Langit sore menjelang malam itu berwarna oranye kemerahan, seperti amarah yang membara di ujung hari. Dira duduk sendirian di tepi pantai, menatap ombak yang menghantam karang dengan ganas. Di tangannya, sebuah surat lusuh yang baru saja ia temukan di dalam kotak kenangan milik ayahnya yang telah lama meninggal.
Surat itu bukan surat biasa—itu adalah pengakuan. Ayahnya, yang selama ini dianggap sebagai sosok sempurna, ternyata menyimpan rahasia kelam. Sebuah pengkhianatan yang menyakitkan. Ayahnya ternyata pernah mengkhianati ibu dan meninggalkan luka yang tak pernah sembuh, namun tetap terpendam dalam-dalam oleh ibunya.

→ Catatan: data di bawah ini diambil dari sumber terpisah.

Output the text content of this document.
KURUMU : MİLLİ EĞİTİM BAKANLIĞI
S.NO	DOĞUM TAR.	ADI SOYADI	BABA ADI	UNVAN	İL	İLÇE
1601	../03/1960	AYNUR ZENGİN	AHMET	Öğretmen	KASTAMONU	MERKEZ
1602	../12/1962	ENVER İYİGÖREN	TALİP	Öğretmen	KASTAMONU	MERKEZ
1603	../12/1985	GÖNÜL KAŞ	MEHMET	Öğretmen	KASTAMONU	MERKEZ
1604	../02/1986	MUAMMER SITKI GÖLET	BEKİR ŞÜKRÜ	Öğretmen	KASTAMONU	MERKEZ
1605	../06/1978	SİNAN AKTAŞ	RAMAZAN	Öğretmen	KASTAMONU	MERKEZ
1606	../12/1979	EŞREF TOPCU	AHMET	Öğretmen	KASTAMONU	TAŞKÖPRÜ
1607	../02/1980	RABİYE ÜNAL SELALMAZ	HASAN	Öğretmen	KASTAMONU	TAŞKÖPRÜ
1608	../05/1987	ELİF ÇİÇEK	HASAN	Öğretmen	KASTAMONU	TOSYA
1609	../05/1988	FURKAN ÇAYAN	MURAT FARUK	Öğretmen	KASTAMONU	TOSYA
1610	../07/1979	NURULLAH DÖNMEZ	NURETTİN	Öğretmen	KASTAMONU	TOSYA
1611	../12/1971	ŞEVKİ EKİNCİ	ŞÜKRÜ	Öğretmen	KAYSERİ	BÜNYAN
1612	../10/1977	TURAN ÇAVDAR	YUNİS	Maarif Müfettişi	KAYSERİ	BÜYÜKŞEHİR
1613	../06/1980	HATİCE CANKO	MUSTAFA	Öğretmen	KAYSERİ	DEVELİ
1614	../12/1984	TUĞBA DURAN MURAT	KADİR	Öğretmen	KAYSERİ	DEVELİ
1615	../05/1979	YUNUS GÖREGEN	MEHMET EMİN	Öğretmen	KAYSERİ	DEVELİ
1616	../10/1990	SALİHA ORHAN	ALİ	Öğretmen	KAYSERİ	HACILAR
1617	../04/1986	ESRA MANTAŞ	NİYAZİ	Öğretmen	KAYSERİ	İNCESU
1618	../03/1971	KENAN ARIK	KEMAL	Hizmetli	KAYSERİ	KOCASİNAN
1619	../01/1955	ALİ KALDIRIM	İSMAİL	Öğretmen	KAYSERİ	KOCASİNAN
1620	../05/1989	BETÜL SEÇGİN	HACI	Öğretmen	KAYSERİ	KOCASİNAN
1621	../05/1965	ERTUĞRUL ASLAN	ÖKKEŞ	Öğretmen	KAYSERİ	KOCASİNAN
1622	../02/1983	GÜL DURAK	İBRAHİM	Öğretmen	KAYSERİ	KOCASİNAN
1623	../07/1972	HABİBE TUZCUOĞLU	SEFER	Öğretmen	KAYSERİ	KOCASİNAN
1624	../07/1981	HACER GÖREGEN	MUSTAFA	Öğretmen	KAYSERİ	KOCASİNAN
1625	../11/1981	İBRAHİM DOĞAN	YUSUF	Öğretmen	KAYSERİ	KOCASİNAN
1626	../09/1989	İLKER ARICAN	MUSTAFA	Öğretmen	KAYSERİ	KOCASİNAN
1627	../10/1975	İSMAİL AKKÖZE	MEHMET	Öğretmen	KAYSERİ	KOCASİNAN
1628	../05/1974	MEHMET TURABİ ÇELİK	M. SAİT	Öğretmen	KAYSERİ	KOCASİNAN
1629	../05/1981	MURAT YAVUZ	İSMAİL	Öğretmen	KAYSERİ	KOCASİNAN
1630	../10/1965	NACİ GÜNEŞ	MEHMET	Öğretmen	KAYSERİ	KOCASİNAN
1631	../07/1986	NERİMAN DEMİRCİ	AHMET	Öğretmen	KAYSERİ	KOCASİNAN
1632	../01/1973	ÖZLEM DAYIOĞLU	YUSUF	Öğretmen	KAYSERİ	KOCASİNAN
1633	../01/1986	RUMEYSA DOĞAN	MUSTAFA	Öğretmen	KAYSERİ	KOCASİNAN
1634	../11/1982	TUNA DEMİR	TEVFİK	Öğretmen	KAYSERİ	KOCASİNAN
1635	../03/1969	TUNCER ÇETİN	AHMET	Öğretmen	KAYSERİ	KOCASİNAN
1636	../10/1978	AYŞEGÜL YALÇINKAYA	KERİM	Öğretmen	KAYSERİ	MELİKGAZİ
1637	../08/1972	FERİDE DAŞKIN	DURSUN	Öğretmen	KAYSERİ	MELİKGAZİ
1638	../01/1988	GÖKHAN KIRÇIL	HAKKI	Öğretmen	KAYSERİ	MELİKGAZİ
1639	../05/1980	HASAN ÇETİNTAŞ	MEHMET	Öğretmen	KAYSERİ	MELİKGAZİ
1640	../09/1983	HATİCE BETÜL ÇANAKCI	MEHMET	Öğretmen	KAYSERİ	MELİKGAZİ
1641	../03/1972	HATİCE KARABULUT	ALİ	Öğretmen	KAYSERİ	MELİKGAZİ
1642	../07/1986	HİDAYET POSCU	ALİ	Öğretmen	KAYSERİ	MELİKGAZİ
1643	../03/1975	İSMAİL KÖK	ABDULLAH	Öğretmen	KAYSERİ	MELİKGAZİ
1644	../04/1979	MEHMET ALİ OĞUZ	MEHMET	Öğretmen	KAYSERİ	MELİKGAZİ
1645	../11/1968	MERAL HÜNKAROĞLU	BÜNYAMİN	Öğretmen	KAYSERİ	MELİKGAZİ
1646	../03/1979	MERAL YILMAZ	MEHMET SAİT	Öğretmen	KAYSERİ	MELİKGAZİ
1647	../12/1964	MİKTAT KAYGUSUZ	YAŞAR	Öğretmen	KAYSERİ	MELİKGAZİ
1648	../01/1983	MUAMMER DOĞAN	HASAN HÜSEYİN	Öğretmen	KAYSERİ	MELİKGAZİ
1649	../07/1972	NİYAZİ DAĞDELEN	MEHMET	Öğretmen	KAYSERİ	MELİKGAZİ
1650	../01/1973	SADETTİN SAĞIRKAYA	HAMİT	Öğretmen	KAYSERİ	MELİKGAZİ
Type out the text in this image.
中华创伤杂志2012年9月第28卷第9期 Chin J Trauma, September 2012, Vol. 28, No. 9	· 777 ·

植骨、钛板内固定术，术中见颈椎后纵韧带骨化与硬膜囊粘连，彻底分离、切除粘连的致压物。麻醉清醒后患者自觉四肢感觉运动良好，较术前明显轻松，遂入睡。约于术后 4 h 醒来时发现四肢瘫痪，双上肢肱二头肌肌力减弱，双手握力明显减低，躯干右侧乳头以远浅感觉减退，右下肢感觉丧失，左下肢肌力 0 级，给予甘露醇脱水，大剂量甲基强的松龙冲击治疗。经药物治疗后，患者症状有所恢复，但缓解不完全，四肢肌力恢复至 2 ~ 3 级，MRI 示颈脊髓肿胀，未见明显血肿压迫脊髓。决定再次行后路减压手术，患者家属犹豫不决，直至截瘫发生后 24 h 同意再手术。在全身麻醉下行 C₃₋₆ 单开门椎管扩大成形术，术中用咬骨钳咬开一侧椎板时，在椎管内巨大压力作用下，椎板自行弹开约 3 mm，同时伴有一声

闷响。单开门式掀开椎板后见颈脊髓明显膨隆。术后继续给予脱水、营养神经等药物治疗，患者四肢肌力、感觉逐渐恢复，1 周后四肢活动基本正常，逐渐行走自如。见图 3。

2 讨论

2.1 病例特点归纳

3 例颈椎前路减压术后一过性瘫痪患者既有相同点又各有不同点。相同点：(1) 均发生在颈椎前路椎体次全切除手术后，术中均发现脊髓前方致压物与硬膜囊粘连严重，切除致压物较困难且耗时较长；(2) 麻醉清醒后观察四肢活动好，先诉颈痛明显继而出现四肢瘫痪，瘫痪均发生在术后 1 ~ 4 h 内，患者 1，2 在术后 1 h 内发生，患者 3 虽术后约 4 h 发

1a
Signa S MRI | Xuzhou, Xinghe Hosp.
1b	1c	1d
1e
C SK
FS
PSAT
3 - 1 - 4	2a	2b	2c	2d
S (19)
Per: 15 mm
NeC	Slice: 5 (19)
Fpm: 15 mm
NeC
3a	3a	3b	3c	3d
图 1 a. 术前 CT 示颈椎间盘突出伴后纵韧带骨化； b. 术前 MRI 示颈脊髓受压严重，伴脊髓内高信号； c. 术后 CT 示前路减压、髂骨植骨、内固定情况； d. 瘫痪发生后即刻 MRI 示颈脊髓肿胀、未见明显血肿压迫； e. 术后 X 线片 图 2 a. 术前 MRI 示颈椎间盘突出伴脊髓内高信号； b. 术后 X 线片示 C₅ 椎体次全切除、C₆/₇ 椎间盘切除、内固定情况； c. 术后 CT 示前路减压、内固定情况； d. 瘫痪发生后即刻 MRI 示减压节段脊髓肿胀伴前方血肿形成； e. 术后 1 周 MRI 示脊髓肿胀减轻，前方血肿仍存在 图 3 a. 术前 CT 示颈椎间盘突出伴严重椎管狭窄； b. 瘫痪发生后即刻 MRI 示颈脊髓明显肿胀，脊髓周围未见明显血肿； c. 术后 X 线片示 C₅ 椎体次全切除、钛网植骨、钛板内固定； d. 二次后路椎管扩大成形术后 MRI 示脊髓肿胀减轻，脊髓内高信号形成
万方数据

Suara langkah kaki terdengar mendekat, menghancurkan keheningan sore itu. Dira mendongak, dan mendapati sosok Adam, sahabatnya, yang sudah lama tak ia jumpai.
“Apa yang kamu lakukan di sini?” tanya Adam sambil duduk di sampingnya.
“Berusaha mengerti,” jawab Dira tanpa menoleh.
“Mengerti apa?”
Dira menarik napas panjang. “Selama ini, aku mengira ayahku adalah segalanya. Tapi ternyata, dia bukan orang yang aku pikirkan. Dia... menghancurkan keluargaku dengan cara yang paling menyakitkan.”
Adam terdiam. Ia tahu ada sesuatu yang lebih dalam dari kata-kata Dira. Ia mengerti betul bagaimana sahabatnya itu selalu mengagungkan sosok ayahnya.
“Apa kamu sudah bicara dengan ibumu tentang ini?”
Dira menggeleng lemah. “Aku takut. Aku takut dia akan semakin terluka kalau aku ungkit lagi. Tapi aku juga nggak bisa diam saja. Aku ingin tahu kebenarannya, Adam. Aku ingin tahu apa yang sebenarnya terjadi.”
Adam menatap laut, mencoba menyusun kata-kata yang tepat. “Terkadang, kita harus berani menghadapi kenyataan, Dira. Meski itu menyakitkan. Mungkin ibumu butuh orang yang berani menanyakan hal itu sekarang, daripada terus-terusan memendam semuanya.”